Going back to the computerised brain, our friend Helen Papadoyianni tells me that Daphne du Maurier wrote a short story ‘The Breakthrough’ written in 1966 which is about this very subject. I would love to read it.
Still talking about books, the proofs of Chris’s biography of George Leybourne titled ‘The Heaviest of Swells’ have arrived and swell it certainly looks, terrific in fact. Hardback with a beautifully designed cover, evidently Lightningsource in England were unable to print it because of the colour illustrations of which there are quite a few and it had to be printed in the states. An expensive book to produce it is not going to sell cheap.

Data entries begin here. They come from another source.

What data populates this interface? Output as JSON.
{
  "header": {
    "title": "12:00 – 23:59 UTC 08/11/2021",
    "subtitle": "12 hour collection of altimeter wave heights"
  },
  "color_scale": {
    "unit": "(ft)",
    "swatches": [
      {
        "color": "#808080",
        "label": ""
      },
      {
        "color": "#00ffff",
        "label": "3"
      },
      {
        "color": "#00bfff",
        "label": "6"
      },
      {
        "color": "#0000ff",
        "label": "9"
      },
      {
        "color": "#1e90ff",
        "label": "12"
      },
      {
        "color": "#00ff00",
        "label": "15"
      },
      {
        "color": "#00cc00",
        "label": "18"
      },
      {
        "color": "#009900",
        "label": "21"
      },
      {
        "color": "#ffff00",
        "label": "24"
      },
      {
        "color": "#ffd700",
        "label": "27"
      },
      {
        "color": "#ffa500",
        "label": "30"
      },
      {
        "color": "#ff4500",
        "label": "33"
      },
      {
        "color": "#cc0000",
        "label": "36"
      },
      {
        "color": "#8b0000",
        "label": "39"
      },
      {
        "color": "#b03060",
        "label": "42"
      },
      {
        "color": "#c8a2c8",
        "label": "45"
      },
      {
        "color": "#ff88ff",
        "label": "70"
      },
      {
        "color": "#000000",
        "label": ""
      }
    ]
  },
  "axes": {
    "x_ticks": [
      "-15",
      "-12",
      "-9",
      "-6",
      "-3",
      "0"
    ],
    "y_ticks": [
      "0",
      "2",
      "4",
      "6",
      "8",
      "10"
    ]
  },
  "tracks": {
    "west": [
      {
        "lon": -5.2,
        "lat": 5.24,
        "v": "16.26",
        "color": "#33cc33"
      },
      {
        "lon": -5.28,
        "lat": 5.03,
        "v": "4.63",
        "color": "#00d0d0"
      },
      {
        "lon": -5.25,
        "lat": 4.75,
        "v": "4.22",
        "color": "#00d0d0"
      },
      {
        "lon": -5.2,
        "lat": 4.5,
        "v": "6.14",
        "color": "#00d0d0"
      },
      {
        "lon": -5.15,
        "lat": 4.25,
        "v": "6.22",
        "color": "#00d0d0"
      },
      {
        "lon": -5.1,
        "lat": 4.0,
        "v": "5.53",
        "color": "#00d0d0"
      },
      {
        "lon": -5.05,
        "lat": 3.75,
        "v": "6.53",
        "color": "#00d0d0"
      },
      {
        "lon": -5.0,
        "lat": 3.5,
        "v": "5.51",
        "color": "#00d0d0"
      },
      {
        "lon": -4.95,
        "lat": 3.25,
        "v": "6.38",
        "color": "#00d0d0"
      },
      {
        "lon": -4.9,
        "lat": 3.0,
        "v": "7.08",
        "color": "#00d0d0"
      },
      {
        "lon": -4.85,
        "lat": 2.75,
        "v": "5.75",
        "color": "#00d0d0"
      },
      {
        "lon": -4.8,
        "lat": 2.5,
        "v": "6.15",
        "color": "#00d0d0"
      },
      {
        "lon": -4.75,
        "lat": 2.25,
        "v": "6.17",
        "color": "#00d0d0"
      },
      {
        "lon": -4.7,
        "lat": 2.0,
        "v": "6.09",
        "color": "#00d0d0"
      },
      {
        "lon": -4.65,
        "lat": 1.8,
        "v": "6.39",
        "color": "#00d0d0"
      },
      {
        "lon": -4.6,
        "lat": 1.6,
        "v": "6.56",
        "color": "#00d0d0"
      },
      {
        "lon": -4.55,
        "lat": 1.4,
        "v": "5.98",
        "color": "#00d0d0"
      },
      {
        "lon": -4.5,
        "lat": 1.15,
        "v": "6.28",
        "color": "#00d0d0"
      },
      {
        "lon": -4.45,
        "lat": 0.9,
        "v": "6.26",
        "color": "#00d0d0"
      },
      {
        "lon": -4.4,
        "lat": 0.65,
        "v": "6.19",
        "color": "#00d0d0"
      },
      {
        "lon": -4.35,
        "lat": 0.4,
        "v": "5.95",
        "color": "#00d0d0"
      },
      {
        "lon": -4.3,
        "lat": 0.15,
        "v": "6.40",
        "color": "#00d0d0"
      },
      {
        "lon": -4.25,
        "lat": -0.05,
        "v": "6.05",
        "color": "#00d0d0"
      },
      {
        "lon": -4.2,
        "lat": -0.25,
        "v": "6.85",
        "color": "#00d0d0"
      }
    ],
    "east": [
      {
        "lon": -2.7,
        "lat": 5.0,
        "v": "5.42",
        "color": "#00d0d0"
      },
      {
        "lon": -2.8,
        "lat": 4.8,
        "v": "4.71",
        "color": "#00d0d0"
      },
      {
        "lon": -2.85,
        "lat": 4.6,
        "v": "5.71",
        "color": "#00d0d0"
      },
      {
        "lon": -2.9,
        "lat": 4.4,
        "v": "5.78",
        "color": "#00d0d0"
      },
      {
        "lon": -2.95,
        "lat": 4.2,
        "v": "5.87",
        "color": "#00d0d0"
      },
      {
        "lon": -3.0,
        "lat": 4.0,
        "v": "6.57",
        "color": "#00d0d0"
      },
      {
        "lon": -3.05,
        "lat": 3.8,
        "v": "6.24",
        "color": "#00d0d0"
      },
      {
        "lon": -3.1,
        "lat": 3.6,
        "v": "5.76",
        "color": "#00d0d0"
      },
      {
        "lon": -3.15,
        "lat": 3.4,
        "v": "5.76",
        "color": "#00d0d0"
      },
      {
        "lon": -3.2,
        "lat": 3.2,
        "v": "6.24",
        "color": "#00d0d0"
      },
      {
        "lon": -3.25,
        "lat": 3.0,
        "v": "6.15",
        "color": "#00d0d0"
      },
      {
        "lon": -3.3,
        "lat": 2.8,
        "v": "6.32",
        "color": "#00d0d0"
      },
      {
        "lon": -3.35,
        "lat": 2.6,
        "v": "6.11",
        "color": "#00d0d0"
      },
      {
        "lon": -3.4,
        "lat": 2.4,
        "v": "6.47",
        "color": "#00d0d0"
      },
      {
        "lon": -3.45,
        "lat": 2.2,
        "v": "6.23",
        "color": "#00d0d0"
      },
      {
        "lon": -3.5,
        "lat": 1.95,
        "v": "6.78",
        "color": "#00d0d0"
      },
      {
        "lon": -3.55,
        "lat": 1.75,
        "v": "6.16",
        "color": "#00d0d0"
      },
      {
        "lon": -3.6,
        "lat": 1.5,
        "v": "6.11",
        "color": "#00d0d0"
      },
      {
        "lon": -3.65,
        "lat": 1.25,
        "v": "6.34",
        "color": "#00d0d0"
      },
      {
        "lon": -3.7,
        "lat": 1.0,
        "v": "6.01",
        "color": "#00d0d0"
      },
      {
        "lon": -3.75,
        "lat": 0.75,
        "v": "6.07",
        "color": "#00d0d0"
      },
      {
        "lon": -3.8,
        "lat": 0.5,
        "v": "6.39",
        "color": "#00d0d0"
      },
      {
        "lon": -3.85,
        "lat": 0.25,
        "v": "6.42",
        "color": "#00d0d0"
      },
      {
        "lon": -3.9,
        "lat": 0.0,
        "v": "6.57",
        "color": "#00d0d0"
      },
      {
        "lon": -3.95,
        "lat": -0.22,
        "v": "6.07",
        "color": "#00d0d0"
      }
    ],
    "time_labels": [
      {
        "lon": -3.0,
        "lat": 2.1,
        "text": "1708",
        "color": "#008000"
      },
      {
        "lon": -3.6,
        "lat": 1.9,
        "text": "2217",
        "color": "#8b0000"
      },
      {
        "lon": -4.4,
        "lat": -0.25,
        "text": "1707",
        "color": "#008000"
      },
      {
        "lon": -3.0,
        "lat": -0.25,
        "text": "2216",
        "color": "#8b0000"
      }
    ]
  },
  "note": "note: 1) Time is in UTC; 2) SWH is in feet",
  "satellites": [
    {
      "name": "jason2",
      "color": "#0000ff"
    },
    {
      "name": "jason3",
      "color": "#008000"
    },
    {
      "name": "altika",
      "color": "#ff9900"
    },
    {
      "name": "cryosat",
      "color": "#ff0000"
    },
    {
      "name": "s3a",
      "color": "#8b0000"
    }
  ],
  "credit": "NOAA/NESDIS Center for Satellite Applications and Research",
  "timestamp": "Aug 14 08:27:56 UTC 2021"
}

Ellis Ashton, then president of the Music Hall Society back in 1981 or 2, or whenever didn’t know what he was going to start when he casually mentioned that whenever he saw Chris perform he thought of George Leybourne.
George Leybourne? Who he?
He be Champagne Charlie, the man said and that is how it started; firstly the one man show and then twenty odd years of more research and a great deal of hard writing and finally the book, well the first half. It is so detailed it is in two volumes.
And so to Moris Farhi’s last book, “A Designated Man.” Billed as a fable it is set in a mythical Mediterranean island off the Baltic coast and he must have written it with the not too distant mainland wars and ethnic cleansing very much in mind. It is a book that should be read by every power hungry, power drunk megalomaniac, religious or secular, despot or Ayatollah who causes death and destruction and who makes life a misery for millions before their golden statue, like that of Turkmenistan’s late strong man, Saparmurat Niyazov, comes tumbling down.

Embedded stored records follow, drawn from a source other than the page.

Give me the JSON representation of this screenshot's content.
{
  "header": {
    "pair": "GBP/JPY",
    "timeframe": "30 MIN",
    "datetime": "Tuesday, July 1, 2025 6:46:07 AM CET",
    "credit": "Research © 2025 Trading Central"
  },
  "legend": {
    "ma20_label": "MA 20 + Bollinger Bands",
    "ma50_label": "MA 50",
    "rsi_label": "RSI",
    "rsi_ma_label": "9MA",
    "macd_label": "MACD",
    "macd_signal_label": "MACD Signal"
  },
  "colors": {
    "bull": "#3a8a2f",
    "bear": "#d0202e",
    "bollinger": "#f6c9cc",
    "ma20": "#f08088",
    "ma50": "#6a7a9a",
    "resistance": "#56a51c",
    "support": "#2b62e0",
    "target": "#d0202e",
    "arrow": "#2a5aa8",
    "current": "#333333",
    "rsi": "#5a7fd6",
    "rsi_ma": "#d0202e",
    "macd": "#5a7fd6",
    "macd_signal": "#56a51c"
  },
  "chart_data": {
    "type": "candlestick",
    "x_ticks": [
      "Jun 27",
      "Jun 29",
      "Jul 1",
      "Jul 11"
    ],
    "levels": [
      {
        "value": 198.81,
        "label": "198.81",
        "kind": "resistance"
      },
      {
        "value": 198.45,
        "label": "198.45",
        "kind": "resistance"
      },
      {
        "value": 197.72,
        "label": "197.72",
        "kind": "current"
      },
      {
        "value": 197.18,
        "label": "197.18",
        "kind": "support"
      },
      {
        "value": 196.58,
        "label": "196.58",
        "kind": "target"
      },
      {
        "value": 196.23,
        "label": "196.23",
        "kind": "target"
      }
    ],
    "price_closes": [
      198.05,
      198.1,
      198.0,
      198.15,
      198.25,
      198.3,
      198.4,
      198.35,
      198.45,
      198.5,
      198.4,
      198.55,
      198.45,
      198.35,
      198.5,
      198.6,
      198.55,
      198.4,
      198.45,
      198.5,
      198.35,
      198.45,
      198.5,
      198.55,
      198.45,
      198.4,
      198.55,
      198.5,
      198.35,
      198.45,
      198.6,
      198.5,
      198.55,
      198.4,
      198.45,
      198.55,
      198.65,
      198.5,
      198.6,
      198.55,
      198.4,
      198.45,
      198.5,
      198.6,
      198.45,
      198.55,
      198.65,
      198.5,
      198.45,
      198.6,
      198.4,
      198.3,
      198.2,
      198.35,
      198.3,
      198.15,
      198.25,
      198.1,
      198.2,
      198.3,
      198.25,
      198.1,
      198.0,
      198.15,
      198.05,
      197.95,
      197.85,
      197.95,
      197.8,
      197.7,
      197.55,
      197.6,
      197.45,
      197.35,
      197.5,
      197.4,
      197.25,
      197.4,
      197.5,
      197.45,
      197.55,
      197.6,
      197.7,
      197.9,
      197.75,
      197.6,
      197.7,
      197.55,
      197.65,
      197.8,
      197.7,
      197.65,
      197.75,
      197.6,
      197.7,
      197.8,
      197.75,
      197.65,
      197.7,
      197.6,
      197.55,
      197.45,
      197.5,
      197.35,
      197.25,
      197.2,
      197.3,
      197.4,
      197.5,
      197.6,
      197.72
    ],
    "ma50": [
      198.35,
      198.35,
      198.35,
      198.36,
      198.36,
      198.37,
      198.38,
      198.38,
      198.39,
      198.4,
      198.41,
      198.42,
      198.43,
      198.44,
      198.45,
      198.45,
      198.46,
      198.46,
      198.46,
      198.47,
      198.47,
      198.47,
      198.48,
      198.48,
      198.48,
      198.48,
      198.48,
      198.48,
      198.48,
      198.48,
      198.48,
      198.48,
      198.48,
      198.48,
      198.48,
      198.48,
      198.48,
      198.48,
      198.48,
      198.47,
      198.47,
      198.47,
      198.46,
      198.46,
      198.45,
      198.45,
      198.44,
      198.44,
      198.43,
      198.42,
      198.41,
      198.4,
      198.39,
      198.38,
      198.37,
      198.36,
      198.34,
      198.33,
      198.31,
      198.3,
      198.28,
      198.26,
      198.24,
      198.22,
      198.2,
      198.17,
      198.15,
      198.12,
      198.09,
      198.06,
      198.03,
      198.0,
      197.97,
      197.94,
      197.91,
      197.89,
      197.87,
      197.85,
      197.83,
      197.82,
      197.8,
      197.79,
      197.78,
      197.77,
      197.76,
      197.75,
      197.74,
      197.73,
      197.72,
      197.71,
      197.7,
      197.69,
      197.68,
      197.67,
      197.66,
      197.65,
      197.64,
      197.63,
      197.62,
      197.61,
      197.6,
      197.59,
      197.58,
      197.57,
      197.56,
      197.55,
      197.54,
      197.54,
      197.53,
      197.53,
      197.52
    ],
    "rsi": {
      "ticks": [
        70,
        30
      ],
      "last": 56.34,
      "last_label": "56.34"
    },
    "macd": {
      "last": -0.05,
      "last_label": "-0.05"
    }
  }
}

It is a great read and a fascinating book revealing all of Moris’ humanitarian sentiments. If I were to place it on a shelf alongside which books would I place it? George Orwell’s “1984” and his “Animal Farm”, Huxley’s “Brave New World”, H.G.Well’s “Time Machine.”
In style it could possibly be compared to the best of Truman Capote; not “In Cold Blood” or “Breakfast at Tiffany’s” but perhaps “Other Voices, Other Rooms.” A really terrific achievement and very moving.

PS: In the early hours the other morning, ten to one to be exact, I was lying in bed reading this book when there came what I thought was a heavy hammering on my bedroom door. ‘Yes?’ I called out thinking it was either Chris or Douglas but there being no reply I got up and opened the door to survey the kitchen. Nothing there. Evidently Merrill woke up barking like fury just at that time so what could it have been? Both of us with our hackles well and truly up. Very much an Edgar Allan Poe moment.